Double jeopardy

European Convention on Human Rights

All members of the Council of Europe (which includes nearly all European countries and every member of the European Union) have adopted the European Convention on Human Rights. The optional Protocol No. 7 to the Convention, Article 4, protects against double jeopardy: "No one shall be liable to be tried or punished again in criminal proceedings under the jurisdiction of the same State for an offence for which he or she has already been finally acquitted or convicted in accordance with the law and penal procedure of that State."
This optional protocol has been ratified by all EU states except three: Germany, the United Kingdom, and the Netherlands. In those member states, national rules governing double jeopardy may or may not comply with the provision cited above.

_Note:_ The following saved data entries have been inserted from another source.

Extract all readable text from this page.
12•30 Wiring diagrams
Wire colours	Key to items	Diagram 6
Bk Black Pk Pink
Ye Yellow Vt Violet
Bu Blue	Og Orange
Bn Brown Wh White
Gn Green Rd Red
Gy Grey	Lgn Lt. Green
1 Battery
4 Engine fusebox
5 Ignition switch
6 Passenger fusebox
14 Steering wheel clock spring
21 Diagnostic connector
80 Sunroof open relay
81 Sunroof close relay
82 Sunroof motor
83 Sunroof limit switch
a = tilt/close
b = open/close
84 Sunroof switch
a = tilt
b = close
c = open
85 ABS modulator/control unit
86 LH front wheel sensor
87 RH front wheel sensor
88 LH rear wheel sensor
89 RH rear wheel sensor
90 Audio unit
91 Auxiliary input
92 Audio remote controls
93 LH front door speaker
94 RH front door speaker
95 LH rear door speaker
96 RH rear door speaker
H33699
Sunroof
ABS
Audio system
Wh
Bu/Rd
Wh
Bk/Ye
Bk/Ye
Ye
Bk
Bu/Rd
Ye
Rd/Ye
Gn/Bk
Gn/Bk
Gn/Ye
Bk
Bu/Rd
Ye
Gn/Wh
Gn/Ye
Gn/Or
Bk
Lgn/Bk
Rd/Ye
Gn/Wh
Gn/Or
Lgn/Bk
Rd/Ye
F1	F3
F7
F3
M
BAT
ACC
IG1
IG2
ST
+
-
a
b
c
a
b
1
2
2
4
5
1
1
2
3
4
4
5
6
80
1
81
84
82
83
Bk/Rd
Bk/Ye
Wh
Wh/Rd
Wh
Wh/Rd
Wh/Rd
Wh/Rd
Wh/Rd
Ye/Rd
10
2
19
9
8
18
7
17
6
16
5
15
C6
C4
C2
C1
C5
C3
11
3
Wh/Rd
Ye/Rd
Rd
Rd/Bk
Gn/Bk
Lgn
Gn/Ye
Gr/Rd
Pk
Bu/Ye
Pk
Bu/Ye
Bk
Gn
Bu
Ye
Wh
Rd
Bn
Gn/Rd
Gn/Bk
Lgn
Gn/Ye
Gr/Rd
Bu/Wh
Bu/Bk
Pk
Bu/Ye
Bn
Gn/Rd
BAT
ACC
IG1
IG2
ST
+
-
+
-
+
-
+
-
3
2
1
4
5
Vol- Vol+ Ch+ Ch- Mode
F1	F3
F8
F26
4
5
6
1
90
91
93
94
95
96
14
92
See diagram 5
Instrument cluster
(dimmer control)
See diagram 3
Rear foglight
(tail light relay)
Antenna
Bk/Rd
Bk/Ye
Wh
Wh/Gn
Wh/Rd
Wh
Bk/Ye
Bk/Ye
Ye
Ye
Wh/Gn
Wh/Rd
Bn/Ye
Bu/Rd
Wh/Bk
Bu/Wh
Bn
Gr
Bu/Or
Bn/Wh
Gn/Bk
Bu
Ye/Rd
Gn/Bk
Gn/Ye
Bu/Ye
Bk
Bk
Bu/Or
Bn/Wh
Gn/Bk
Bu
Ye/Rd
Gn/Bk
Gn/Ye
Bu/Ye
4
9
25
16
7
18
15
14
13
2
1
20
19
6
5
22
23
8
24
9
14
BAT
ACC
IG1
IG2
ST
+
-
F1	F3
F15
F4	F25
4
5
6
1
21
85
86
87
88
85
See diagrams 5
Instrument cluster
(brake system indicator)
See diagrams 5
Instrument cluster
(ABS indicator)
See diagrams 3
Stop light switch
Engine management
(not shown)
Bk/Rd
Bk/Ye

Member states may, however, implement legislation which allows reopening of a case in the event that new evidence is found or if there was a fundamental defect in the previous proceedings:
The provisions of the preceding paragraph shall not prevent the reopening of the case in accordance with the law and penal procedure of the State concerned, if there is evidence of new or newly discovered facts, or if there has been a fundamental defect in the previous proceedings, which could affect the outcome of the case.
In many European countries, the prosecution may appeal an acquittal to a higher court. This is not regarded as double jeopardy, but as a continuation of the same case. The European Convention on Human Rights permits this by using the phrase "finally acquitted or convicted" (emphasis added) as the trigger for prohibiting subsequent prosecution.